Verisure sanctionné 400 000 € en Italie : un numéro donné pour un devis ne vaut pas consentement marketing
Le Garante, l'autorité italienne de protection des données, a infligé une amende de 400 000 euros à Verisure Italia pour traitement illicite de données à des fins de marketing direct. Au cœur de la décision : l'idée qu'un numéro de téléphone communiqué pour obtenir un devis ne vaut pas consentement à être démarché. Une jurisprudence qui concerne directement toute organisation qui prospecte.
Ce qui s'est passé
Spécialiste des systèmes d'alarme télésurveillés, Verisure Italia a été sanctionnée fin 2025 à hauteur de 400 000 euros par le Garante. L'enquête a démarré sur la base de plaintes : un ancien client continuait de recevoir des SMS promotionnels alors qu'il s'était opposé au traitement de ses données ; un prospect, lui, s'est mis à recevoir appels, emails et SMS publicitaires après avoir simplement demandé un devis personnalisé.
Le Garante a relevé des manquements « nombreux et graves ». Verisure traitait la demande de devis comme une porte d'entrée marketing : le simple fait de communiquer son numéro pour obtenir une offre était assimilé à un consentement à recevoir de la publicité téléphonique. L'autorité a également pointé un consentement recueilli de façon incorrecte auprès des prospects et une prise en compte tardive des demandes d'opposition. Au-delà de l'amende, le Garante a interdit la poursuite du traitement des données acquises illicitement, ordonné l'effacement des données collectées sans consentement valable, exigé la mise en conformité de la politique de confidentialité et imposé à l'entreprise de rendre compte des mesures correctives sous soixante jours.
Pourquoi c'est important
La décision rappelle deux fondamentaux que beaucoup d'entreprises continuent de négliger. D'abord, la qualité du consentement : pour être valable, il doit être libre, spécifique, éclairé et univoque. Or noyer une case marketing dans un formulaire de devis revient à coupler deux finalités distinctes — obtenir une offre et accepter d'être démarché — ce qui prive le consentement de son caractère « libre » au sens de l'article 7 du RGPD. Le « consentement groupé » est précisément ce que le règlement interdit.
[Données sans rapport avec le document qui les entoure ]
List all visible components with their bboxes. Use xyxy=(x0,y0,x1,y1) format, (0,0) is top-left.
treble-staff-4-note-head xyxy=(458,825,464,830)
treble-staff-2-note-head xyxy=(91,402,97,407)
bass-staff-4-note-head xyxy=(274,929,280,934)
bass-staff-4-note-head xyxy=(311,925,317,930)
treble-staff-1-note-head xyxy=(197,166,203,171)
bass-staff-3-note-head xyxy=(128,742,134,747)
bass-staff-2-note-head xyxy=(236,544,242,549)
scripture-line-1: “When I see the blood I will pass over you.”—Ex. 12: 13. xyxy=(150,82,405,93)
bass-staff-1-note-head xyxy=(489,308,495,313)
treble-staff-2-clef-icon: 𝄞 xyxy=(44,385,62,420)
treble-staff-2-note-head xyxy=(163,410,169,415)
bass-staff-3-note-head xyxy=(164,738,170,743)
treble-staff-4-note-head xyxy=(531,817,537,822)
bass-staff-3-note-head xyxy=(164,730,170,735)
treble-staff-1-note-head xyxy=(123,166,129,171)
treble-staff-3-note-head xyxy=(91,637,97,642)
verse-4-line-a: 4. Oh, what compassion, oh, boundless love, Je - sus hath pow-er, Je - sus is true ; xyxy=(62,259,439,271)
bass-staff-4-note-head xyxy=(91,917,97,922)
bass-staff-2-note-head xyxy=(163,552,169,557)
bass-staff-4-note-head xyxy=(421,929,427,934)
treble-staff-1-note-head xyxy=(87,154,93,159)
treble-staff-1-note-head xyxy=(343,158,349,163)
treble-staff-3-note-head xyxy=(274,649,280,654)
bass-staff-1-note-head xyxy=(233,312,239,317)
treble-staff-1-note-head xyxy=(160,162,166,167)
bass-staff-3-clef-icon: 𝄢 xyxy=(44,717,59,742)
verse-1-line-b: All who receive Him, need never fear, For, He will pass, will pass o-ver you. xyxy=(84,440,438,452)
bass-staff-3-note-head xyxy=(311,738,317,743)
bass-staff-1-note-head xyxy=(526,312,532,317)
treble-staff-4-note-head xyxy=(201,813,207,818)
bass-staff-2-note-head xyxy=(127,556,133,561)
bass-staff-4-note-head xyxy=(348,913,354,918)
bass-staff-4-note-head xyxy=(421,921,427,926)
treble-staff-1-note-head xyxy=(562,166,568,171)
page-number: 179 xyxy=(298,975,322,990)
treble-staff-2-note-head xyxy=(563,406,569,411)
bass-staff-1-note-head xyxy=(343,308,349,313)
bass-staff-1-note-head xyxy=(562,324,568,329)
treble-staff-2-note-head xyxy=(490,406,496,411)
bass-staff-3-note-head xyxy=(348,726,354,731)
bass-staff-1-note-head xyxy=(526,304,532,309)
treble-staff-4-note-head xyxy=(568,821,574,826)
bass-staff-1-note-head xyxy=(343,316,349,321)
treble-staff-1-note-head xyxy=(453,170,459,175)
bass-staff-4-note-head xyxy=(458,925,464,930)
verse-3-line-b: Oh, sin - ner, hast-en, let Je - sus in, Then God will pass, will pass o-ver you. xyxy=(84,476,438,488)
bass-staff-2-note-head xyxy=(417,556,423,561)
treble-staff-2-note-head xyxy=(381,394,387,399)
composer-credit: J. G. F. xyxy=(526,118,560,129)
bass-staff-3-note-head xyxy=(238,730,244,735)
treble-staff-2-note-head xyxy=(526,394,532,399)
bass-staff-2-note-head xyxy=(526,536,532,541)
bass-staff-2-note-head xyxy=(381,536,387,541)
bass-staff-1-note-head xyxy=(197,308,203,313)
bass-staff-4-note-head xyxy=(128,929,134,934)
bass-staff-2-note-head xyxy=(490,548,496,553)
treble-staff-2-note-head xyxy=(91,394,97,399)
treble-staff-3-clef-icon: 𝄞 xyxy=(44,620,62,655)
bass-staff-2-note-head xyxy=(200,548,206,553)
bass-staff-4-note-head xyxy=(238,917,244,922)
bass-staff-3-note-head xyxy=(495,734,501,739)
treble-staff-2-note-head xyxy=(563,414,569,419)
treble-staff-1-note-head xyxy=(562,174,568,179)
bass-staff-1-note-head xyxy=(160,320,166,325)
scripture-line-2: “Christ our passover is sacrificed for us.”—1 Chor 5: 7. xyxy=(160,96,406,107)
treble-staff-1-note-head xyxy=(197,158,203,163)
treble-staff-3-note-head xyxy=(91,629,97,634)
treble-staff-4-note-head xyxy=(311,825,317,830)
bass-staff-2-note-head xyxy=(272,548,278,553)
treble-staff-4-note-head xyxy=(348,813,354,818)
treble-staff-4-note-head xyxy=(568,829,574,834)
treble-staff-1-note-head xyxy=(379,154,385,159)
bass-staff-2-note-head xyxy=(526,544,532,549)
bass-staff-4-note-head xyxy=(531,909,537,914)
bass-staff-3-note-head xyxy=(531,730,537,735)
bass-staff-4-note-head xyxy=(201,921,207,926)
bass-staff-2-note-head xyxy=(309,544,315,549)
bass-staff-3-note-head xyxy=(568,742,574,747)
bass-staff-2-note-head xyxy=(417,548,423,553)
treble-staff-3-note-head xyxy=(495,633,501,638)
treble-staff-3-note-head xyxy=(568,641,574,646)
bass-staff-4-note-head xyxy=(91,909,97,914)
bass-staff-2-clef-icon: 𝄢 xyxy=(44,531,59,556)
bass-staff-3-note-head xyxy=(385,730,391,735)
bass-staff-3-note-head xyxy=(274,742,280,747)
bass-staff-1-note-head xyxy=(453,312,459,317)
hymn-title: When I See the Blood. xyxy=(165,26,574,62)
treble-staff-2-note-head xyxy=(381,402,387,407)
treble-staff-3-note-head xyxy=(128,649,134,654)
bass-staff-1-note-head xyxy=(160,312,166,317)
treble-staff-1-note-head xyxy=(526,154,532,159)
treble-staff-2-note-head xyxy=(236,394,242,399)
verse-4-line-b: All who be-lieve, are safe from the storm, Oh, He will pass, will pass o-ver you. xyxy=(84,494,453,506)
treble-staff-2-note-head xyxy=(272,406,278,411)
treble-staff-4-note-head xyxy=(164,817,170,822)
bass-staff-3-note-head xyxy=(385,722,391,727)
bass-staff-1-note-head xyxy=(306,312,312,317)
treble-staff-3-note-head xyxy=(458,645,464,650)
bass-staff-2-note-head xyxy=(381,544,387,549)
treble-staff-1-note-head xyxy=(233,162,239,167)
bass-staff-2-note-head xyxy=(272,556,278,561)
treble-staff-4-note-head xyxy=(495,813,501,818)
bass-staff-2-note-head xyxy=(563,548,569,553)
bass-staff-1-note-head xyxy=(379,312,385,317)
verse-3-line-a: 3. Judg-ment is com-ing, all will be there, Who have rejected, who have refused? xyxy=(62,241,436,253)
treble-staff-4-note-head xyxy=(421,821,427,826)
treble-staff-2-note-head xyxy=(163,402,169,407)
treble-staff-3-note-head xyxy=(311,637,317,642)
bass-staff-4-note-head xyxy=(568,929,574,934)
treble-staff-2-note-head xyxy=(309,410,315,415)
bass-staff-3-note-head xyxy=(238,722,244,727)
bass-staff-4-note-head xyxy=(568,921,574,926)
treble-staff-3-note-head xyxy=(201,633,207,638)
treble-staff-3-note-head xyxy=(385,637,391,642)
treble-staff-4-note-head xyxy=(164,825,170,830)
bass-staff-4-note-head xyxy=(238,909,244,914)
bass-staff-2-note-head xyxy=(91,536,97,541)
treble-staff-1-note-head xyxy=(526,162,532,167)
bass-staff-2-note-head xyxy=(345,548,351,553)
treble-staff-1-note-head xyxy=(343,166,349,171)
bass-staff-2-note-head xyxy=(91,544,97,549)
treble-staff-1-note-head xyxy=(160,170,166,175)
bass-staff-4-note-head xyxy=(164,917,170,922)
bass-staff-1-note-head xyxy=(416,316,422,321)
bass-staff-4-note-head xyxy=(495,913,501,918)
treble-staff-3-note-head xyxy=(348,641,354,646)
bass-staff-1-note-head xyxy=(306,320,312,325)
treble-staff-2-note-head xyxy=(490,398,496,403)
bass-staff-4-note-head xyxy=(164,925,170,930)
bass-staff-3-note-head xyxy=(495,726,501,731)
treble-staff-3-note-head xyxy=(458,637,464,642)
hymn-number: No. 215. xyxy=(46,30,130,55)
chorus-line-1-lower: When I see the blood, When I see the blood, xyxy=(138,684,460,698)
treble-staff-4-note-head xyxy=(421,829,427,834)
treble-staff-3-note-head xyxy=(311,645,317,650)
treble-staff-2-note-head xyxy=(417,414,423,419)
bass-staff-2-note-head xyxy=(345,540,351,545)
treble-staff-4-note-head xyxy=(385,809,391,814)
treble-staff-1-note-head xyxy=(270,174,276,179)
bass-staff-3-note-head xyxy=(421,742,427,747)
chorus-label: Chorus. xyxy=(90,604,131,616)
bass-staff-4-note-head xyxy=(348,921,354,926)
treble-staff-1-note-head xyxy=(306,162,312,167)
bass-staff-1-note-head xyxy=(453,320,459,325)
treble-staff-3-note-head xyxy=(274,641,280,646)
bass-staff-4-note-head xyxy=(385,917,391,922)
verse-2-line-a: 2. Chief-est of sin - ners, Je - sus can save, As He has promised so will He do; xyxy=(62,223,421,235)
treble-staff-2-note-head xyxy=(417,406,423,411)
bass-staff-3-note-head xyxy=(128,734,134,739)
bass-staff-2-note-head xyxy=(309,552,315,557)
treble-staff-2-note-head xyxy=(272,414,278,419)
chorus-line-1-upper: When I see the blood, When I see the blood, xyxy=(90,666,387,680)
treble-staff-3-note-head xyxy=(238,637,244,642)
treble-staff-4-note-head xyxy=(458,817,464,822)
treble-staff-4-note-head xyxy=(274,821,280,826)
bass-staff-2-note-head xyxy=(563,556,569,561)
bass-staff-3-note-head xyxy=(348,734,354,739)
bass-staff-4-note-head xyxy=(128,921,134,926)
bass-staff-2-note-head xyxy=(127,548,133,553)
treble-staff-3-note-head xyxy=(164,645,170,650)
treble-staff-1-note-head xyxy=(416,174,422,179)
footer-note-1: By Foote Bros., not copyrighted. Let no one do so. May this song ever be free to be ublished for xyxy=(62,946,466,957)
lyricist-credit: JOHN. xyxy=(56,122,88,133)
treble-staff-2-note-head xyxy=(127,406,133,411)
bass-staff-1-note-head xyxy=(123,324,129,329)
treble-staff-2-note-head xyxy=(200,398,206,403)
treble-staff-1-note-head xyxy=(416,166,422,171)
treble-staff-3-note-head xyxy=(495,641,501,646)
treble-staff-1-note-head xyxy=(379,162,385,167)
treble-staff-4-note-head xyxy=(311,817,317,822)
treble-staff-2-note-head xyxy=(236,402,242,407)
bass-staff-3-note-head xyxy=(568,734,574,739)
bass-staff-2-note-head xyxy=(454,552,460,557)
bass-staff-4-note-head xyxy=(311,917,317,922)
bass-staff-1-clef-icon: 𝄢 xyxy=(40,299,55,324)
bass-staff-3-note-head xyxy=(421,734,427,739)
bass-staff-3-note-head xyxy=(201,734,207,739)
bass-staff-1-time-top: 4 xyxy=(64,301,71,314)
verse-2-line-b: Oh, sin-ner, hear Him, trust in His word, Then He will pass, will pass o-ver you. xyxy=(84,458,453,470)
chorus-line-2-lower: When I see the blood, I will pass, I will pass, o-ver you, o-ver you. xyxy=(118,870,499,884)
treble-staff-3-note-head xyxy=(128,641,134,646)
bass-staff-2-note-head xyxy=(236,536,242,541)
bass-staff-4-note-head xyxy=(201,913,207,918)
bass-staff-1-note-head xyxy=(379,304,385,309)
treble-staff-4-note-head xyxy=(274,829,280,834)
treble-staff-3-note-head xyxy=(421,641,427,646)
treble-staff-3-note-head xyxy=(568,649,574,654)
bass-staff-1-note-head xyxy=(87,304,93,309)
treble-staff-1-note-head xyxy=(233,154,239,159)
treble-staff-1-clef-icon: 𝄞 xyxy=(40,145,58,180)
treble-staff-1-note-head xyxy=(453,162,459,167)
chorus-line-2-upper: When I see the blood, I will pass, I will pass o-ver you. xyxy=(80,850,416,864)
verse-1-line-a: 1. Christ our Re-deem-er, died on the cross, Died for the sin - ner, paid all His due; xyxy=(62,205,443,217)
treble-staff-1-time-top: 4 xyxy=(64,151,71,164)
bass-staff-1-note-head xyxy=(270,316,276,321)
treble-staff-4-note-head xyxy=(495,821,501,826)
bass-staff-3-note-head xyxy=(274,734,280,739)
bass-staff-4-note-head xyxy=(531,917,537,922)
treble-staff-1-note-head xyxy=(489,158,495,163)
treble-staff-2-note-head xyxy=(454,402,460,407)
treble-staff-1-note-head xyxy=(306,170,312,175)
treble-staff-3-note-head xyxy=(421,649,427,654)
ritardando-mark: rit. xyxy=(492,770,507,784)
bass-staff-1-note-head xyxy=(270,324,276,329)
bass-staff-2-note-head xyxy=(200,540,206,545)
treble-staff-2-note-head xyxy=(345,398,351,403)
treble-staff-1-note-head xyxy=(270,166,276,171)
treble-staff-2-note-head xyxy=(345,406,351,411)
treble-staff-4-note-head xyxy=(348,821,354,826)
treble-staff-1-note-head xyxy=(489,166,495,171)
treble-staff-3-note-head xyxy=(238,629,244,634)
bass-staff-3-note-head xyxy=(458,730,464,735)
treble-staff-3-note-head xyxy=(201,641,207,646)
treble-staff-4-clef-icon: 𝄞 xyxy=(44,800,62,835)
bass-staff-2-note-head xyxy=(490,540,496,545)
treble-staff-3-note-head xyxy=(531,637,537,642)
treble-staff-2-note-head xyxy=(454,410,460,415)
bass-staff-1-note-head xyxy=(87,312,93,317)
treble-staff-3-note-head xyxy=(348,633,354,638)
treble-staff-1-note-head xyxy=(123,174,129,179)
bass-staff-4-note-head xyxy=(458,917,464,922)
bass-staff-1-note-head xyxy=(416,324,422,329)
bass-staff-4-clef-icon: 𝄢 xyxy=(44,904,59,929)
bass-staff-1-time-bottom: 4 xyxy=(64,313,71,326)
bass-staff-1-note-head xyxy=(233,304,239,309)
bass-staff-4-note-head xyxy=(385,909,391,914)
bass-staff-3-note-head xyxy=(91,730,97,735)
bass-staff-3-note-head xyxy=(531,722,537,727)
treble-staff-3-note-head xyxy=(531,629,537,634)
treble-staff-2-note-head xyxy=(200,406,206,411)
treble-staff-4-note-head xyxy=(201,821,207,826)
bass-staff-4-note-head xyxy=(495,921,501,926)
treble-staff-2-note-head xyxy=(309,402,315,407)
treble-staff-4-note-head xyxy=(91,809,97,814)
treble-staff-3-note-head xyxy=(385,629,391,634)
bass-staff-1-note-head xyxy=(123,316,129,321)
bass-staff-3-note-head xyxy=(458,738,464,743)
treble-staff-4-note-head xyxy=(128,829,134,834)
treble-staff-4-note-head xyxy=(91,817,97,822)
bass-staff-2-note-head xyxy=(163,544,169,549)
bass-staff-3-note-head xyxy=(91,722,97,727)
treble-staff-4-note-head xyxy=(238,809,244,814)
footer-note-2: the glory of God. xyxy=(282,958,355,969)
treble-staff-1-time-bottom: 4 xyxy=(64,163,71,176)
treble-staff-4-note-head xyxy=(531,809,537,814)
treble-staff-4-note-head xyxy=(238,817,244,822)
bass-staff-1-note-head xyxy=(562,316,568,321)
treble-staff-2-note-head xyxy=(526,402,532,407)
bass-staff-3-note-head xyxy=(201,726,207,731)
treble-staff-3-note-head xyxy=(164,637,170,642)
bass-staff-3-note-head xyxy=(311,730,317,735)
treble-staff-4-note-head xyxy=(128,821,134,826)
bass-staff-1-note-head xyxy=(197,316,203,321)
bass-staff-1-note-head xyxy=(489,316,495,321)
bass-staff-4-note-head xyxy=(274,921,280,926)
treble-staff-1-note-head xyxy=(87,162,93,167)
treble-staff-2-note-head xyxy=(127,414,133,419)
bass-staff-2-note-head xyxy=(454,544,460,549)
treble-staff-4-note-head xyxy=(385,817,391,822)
Ensuite, le droit d'opposition. En matière de prospection, ce droit est absolu : la personne peut s'y opposer à tout moment, sans avoir à se justifier, et l'organisation doit cesser immédiatement. Continuer d'envoyer des SMS après une opposition, comme l'a fait Verisure, transforme un simple manquement procédural en violation caractérisée. Cette lecture est parfaitement alignée avec la position française : la CNIL a récemment reprécisé la frontière entre opt-in et opt-out en prospection électronique, en insistant sur la traçabilité du consentement et la charge de la preuve, qui pèse sur le responsable de traitement.
Ce que ça change pour les organisations
Pour les DPO et les équipes marketing, l'affaire Verisure est une checklist en creux. Trois réflexes s'imposent :
- Découpler le devis du marketing. La collecte de coordonnées pour répondre à une demande commerciale ne doit jamais embarquer, par défaut, un accord publicitaire. Une case dédiée, décochée, distincte de la demande de devis, est indispensable. Le cadre de la prospection commerciale doit être documenté finalité par finalité.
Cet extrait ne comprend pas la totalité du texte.